Lake Effect Snow Warning
Issued when heavy lake effect snow is imminent or occurring.

Lake Effect Snow Advisory
Issued when the accumulation of lake effect snow will cause significant inconvenience.

Snow squalls
Intense, but of limited duration, periods of moderate to heavy snowfall, accompanied by strong, gusty surface winds and possibly lightning.

Wind chill
The additional cooling effect resulting from wind blowing on bare skin. The wind chill is based on the rate of heat loss from exposed skin caused by the combined effects of wind and cold.
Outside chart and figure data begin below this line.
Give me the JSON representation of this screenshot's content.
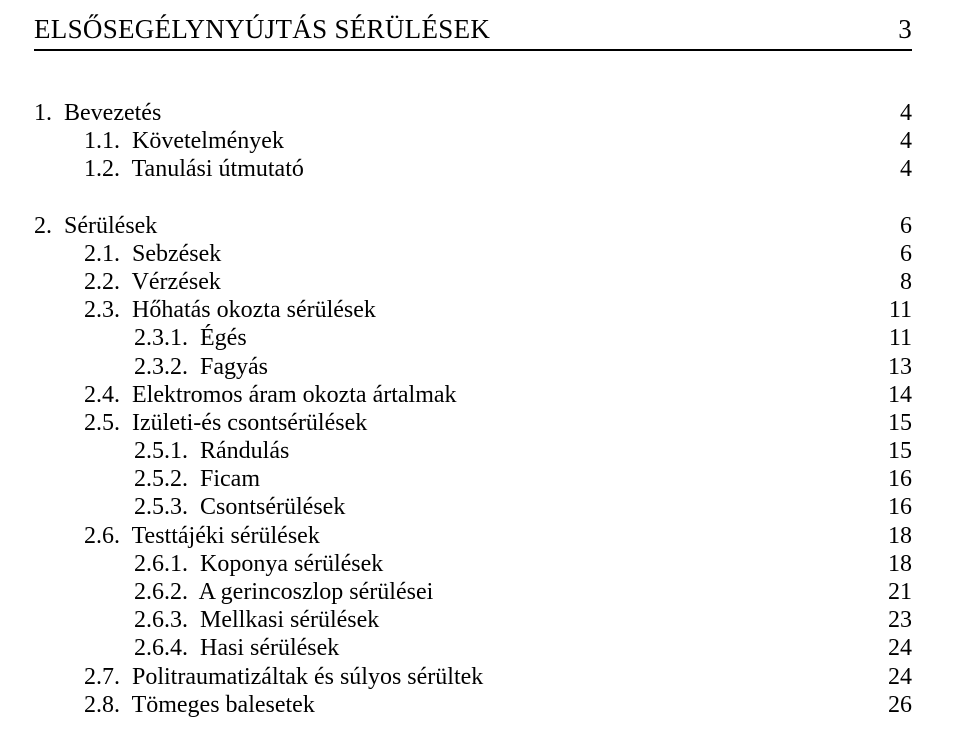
{
  "header": {
    "title": "ELSŐSEGÉLYNYÚJTÁS SÉRÜLÉSEK",
    "page_number": "3"
  },
  "toc": {
    "sections": [
      {
        "rows": [
          {
            "indent": 0,
            "label": "1.  Bevezetés",
            "page": "4"
          },
          {
            "indent": 1,
            "label": "1.1.  Követelmények",
            "page": "4"
          },
          {
            "indent": 1,
            "label": "1.2.  Tanulási útmutató",
            "page": "4"
          }
        ]
      },
      {
        "rows": [
          {
            "indent": 0,
            "label": "2.  Sérülések",
            "page": "6"
          },
          {
            "indent": 1,
            "label": "2.1.  Sebzések",
            "page": "6"
          },
          {
            "indent": 1,
            "label": "2.2.  Vérzések",
            "page": "8"
          },
          {
            "indent": 1,
            "label": "2.3.  Hőhatás okozta sérülések",
            "page": "11"
          },
          {
            "indent": 2,
            "label": "2.3.1.  Égés",
            "page": "11"
          },
          {
            "indent": 2,
            "label": "2.3.2.  Fagyás",
            "page": "13"
          },
          {
            "indent": 1,
            "label": "2.4.  Elektromos áram okozta ártalmak",
            "page": "14"
          },
          {
            "indent": 1,
            "label": "2.5.  Izületi-és csontsérülések",
            "page": "15"
          },
          {
            "indent": 2,
            "label": "2.5.1.  Rándulás",
            "page": "15"
          },
          {
            "indent": 2,
            "label": "2.5.2.  Ficam",
            "page": "16"
          },
          {
            "indent": 2,
            "label": "2.5.3.  Csontsérülések",
            "page": "16"
          },
          {
            "indent": 1,
            "label": "2.6.  Testtájéki sérülések",
            "page": "18"
          },
          {
            "indent": 2,
            "label": "2.6.1.  Koponya sérülések",
            "page": "18"
          },
          {
            "indent": 2,
            "label": "2.6.2.  A gerincoszlop sérülései",
            "page": "21"
          },
          {
            "indent": 2,
            "label": "2.6.3.  Mellkasi sérülések",
            "page": "23"
          },
          {
            "indent": 2,
            "label": "2.6.4.  Hasi sérülések",
            "page": "24"
          },
          {
            "indent": 1,
            "label": "2.7.  Politraumatizáltak és súlyos sérültek",
            "page": "24"
          },
          {
            "indent": 1,
            "label": "2.8.  Tömeges balesetek",
            "page": "26"
          }
        ]
      }
    ]
  }
}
The (equivalent) wind chill temperature is the temperature the body "feels" for a certain combination of the wind and air temperature.

Wind Chill Advisory
Issued when wind chill temperatures are expected to be a significant inconvenience to life with prolonged exposure, and, if caution is not exercised, could lead to hazardous exposure.

Wind Chill Warning
Issued when wind chill temperatures are expected to be hazardous to life within several minutes of exposure.

Winter storm
A heavy snow event. A snow accumulation of more than six inches in 12 hours or more than 12 inches in 24 hours.

Winter storm warning
Issued when seven or more inches of snow or sleet is expected in the next 24 hours, or 1/2 inch or more of accretion of freezing rain is expected. A warning is used for winter weather conditions posing a threat to life and property.

Winter Storm Watch                                                                                                          Alerts the public to the possibility of a blizzard, heavy snow, heavy freezing rain, or heavy sleet. Winter Storm Watches are usually issued 12 to 48 hours before the beginning of a Winter Storm.

Winter Storm Outlook                                                                                                      Issued before a Winter Storm Watch. The Outlook is given when forecasters believe winter storm conditions are possible and are usually issued 3 to 5 days in advance of a winter storm.

Winter Weather Advisories
Issued for accumulations of snow, freezing rain, freezing drizzle, and sleet that will cause significant inconveniences and, if caution is not exercised, could lead to life-threatening situations.